Hyperkalemia: Abnormal elevation of serum potassium levels (greater than or equal to 5.5 mEq/liter) can occur with all potassium-sparing diuretic combinations, including DYAZIDE. Hyperkalemia is more likely to occur in patients with renal impairment and diabetes (even without evidence of renal impairment), and in the elderly or severely ill. Since uncorrected hyperkalemia may be fatal, serum potassium levels must be monitored at frequent intervals especially in patients first receiving DYAZIDE, when dosages are changed or with any illness that may influence renal function.

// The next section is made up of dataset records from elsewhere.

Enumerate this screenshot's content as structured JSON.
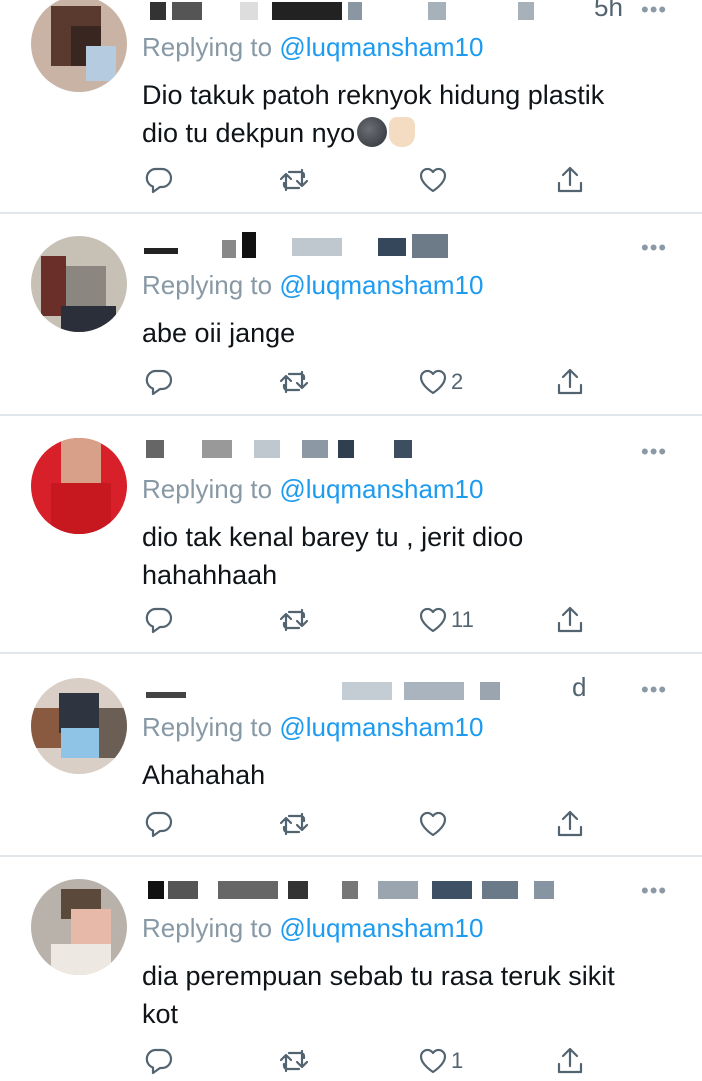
{
  "replying_prefix": "Replying to",
  "tweets": [
    {
      "header_tail": "5h",
      "handle": "@luqmansham10",
      "body_lines": [
        "Dio takuk patoh reknyok hidung plastik",
        "dio tu dekpun nyo"
      ],
      "likes": ""
    },
    {
      "header_tail": "",
      "handle": "@luqmansham10",
      "body_lines": [
        "abe oii jange"
      ],
      "likes": "2"
    },
    {
      "header_tail": "",
      "handle": "@luqmansham10",
      "body_lines": [
        "dio tak kenal barey tu , jerit dioo",
        "hahahhaah"
      ],
      "likes": "11"
    },
    {
      "header_tail": "d",
      "handle": "@luqmansham10",
      "body_lines": [
        "Ahahahah"
      ],
      "likes": ""
    },
    {
      "header_tail": "",
      "handle": "@luqmansham10",
      "body_lines": [
        "dia perempuan sebab tu rasa teruk sikit",
        "kot"
      ],
      "likes": "1"
    }
  ],
  "colors": {
    "handle": "#1d9bf0",
    "muted": "#8899a6",
    "icon": "#536471",
    "divider": "#e1e6ea"
  },
  "icons": [
    "reply-icon",
    "retweet-icon",
    "like-icon",
    "share-icon",
    "more-icon",
    "dark-moon-emoji",
    "raised-hand-emoji"
  ]
}
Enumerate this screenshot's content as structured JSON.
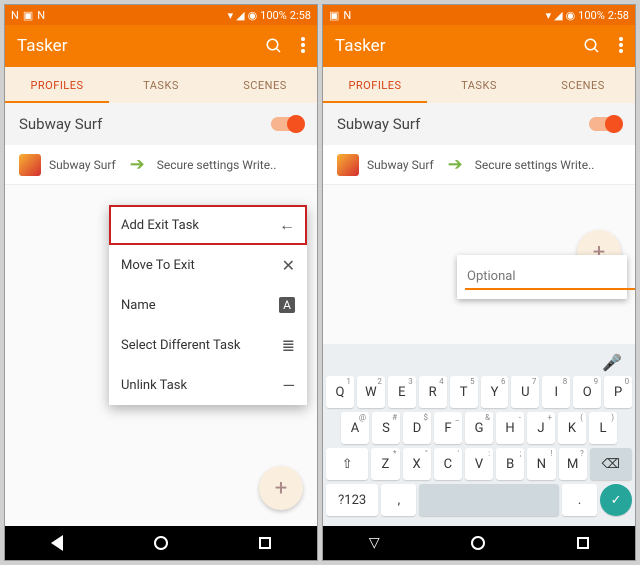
{
  "status": {
    "battery": "100%",
    "time": "2:58"
  },
  "app": {
    "title": "Tasker"
  },
  "tabs": [
    "PROFILES",
    "TASKS",
    "SCENES"
  ],
  "profile": {
    "name": "Subway Surf",
    "task_app": "Subway Surf",
    "task_action": "Secure settings Write.."
  },
  "menu": {
    "items": [
      {
        "label": "Add Exit Task",
        "icon": "←"
      },
      {
        "label": "Move To Exit",
        "icon": "✕"
      },
      {
        "label": "Name",
        "icon": "A"
      },
      {
        "label": "Select Different Task",
        "icon": "≣"
      },
      {
        "label": "Unlink Task",
        "icon": "—"
      }
    ]
  },
  "input": {
    "placeholder": "Optional"
  },
  "keyboard": {
    "row1": [
      {
        "k": "Q",
        "s": "1"
      },
      {
        "k": "W",
        "s": "2"
      },
      {
        "k": "E",
        "s": "3"
      },
      {
        "k": "R",
        "s": "4"
      },
      {
        "k": "T",
        "s": "5"
      },
      {
        "k": "Y",
        "s": "6"
      },
      {
        "k": "U",
        "s": "7"
      },
      {
        "k": "I",
        "s": "8"
      },
      {
        "k": "O",
        "s": "9"
      },
      {
        "k": "P",
        "s": "0"
      }
    ],
    "row2": [
      {
        "k": "A",
        "s": "@"
      },
      {
        "k": "S",
        "s": "#"
      },
      {
        "k": "D",
        "s": "$"
      },
      {
        "k": "F",
        "s": "_"
      },
      {
        "k": "G",
        "s": "&"
      },
      {
        "k": "H",
        "s": "-"
      },
      {
        "k": "J",
        "s": "+"
      },
      {
        "k": "K",
        "s": "("
      },
      {
        "k": "L",
        "s": ")"
      }
    ],
    "row3": [
      {
        "k": "Z",
        "s": "*"
      },
      {
        "k": "X",
        "s": "\""
      },
      {
        "k": "C",
        "s": "'"
      },
      {
        "k": "V",
        "s": ":"
      },
      {
        "k": "B",
        "s": ";"
      },
      {
        "k": "N",
        "s": "!"
      },
      {
        "k": "M",
        "s": "?"
      }
    ],
    "sym": "?123",
    "comma": ",",
    "period": "."
  }
}
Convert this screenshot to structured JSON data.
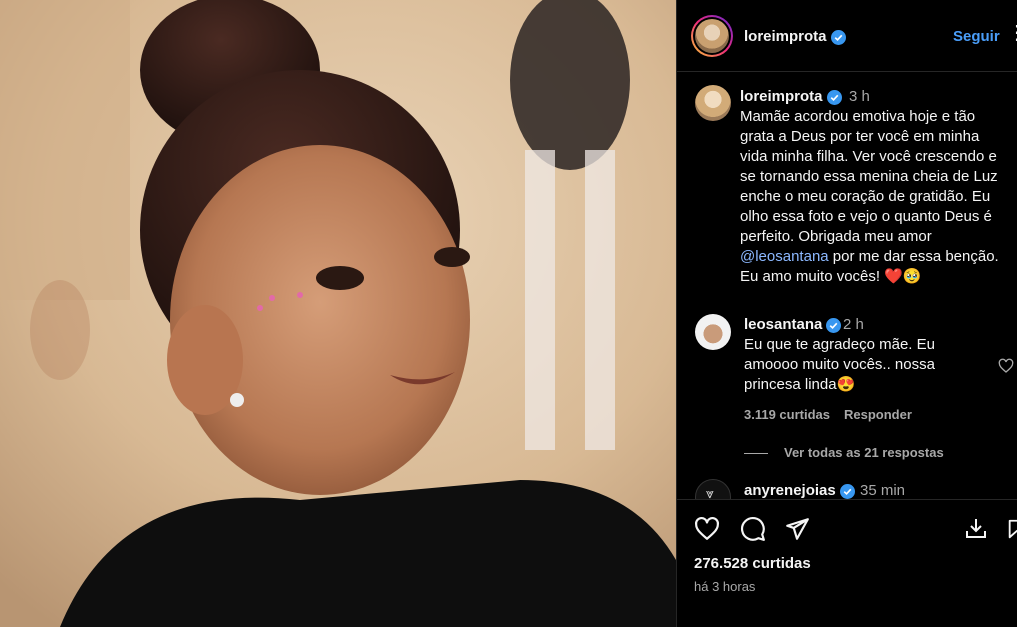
{
  "post": {
    "username": "loreimprota",
    "follow_label": "Seguir",
    "more_label": "⋮",
    "caption_username": "loreimprota",
    "caption_time": "3 h",
    "caption_part1": "Mamãe acordou emotiva hoje e tão grata a Deus por ter você em minha vida minha filha. Ver você crescendo e se tornando essa menina cheia de Luz enche o meu coração de gratidão. Eu olho essa foto e vejo o quanto Deus é perfeito. Obrigada meu amor ",
    "caption_mention": "@leosantana",
    "caption_part2": " por me dar essa benção. Eu amo muito vocês! ❤️🥹",
    "likes": "276.528 curtidas",
    "posted_ago": "há 3 horas"
  },
  "comments": [
    {
      "username": "leosantana",
      "time": "2 h",
      "text": "Eu que te agradeço mãe. Eu amoooo muito vocês.. nossa princesa linda😍",
      "likes": "3.119 curtidas",
      "reply_label": "Responder",
      "view_replies": "Ver todas as 21 respostas"
    },
    {
      "username": "anyrenejoias",
      "time": "35 min",
      "avatar_glyph": "⩔"
    }
  ],
  "colors": {
    "accent": "#4a9df8",
    "verified": "#3897f0",
    "muted": "#a8a8a8"
  },
  "icons": [
    "heart-icon",
    "comment-icon",
    "share-icon",
    "save-icon",
    "verified-icon",
    "more-icon"
  ]
}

Each Dyazide capsule for oral use, with opaque red cap and opaque white body, contains hydrochlorothiazide 25 mg and triamterene 37.5 mg, and is imprinted with the product name DYAZIDE and SB. Hydrochlorothiazide is a diuretic/antihypertensive agent and triamterene is an antikaliuretic agent.

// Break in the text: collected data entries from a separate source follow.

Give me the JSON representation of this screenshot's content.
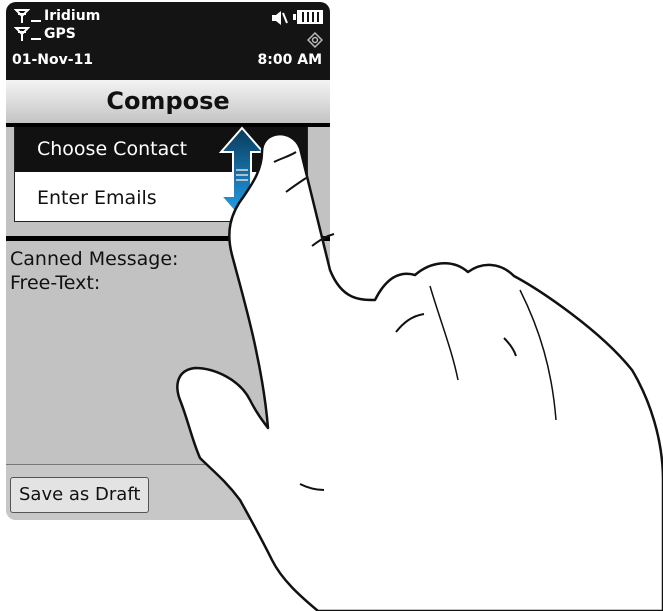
{
  "status": {
    "network1": "Iridium",
    "network2": "GPS",
    "date": "01-Nov-11",
    "time": "8:00 AM",
    "icons": [
      "antenna-icon",
      "mute-icon",
      "battery-icon",
      "gps-target-icon"
    ]
  },
  "header": {
    "title": "Compose"
  },
  "contact_menu": {
    "items": [
      {
        "label": "Choose Contact",
        "selected": true
      },
      {
        "label": "Enter Emails",
        "selected": false
      }
    ]
  },
  "fields": {
    "canned": "Canned Message:",
    "freetext": "Free-Text:"
  },
  "footer": {
    "save_draft": "Save as Draft"
  },
  "colors": {
    "accent": "#1e8fd8",
    "statusbar": "#141414",
    "selected": "#111111"
  }
}
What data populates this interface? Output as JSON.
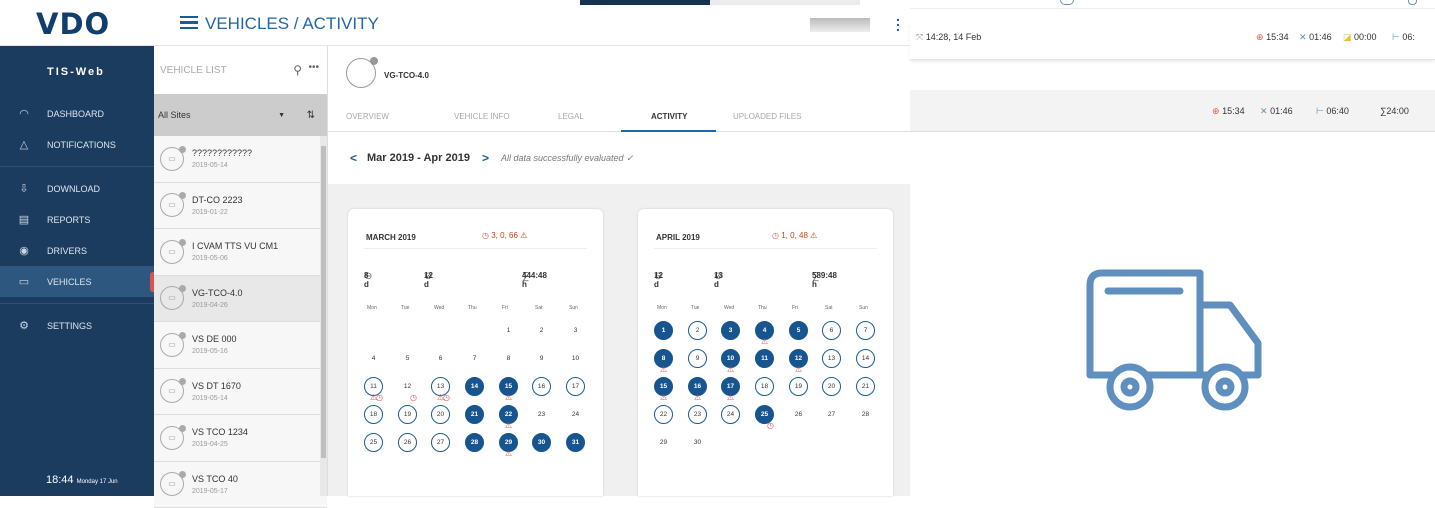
{
  "header": {
    "logo": "VDO",
    "page_title": "VEHICLES / ACTIVITY"
  },
  "sidebar": {
    "brand": "TIS-Web",
    "items": [
      {
        "label": "DASHBOARD",
        "icon": "speedometer-icon"
      },
      {
        "label": "NOTIFICATIONS",
        "icon": "bell-icon"
      },
      {
        "label": "DOWNLOAD",
        "icon": "download-icon"
      },
      {
        "label": "REPORTS",
        "icon": "report-icon"
      },
      {
        "label": "DRIVERS",
        "icon": "steering-wheel-icon"
      },
      {
        "label": "VEHICLES",
        "icon": "truck-icon",
        "active": true
      },
      {
        "label": "SETTINGS",
        "icon": "gear-icon"
      }
    ],
    "clock": {
      "time": "18:44",
      "date": "Monday 17 Jun"
    }
  },
  "vehicle_list": {
    "placeholder": "VEHICLE LIST",
    "site_filter": "All Sites",
    "items": [
      {
        "name": "????????????",
        "date": "2019-05-14"
      },
      {
        "name": "DT-CO 2223",
        "date": "2019-01-22"
      },
      {
        "name": "I CVAM TTS VU CM1",
        "date": "2019-05-06"
      },
      {
        "name": "VG-TCO-4.0",
        "date": "2019-04-26",
        "selected": true
      },
      {
        "name": "VS DE 000",
        "date": "2019-05-16"
      },
      {
        "name": "VS DT 1670",
        "date": "2019-05-14"
      },
      {
        "name": "VS TCO 1234",
        "date": "2019-04-25"
      },
      {
        "name": "VS TCO 40",
        "date": "2019-05-17"
      }
    ]
  },
  "vehicle": {
    "name": "VG-TCO-4.0"
  },
  "tabs": [
    "OVERVIEW",
    "VEHICLE INFO",
    "LEGAL",
    "ACTIVITY",
    "UPLOADED FILES"
  ],
  "period": {
    "label": "Mar 2019 - Apr 2019",
    "status": "All data successfully evaluated ✓"
  },
  "weekdays": [
    "Mon",
    "Tue",
    "Wed",
    "Thu",
    "Fri",
    "Sat",
    "Sun"
  ],
  "calendars": [
    {
      "month": "MARCH 2019",
      "counts": "3, 0, 66",
      "days_driven": "8 d",
      "days_free": "12 d",
      "total": "444:48 h"
    },
    {
      "month": "APRIL 2019",
      "counts": "1, 0, 48",
      "days_driven": "12 d",
      "days_free": "13 d",
      "total": "589:48 h"
    }
  ],
  "right_panel": {
    "range": "14:28, 14 Feb",
    "stats1": {
      "drive": "15:34",
      "work": "01:46",
      "avail": "00:00",
      "rest": "06:"
    },
    "stats2": {
      "drive": "15:34",
      "work": "01:46",
      "rest": "06:40",
      "total": "∑24:00"
    }
  },
  "colors": {
    "sidebar": "#1b3c5f",
    "accent": "#16558f",
    "warning": "#d9534f",
    "logo": "#103f6e"
  }
}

This fixed combination drug is not indicated for the initial therapy of edema or hypertension except in individuals in whom the development of hypokalemia cannot be risked.

Dyazide is indicated for the treatment of hypertension or edema in patients who develop hypokalemia on hydrochlorothiazide alone.

Dyazide is also indicated for those patients who require a thiazide diuretic and in whom the development of hypokalemia cannot be risked.

Dyazide may be used alone or as an adjunct to other antihypertensive drugs, such as beta-blockers. Since Dyazide may enhance the action of these agents, dosage adjustments may be necessary.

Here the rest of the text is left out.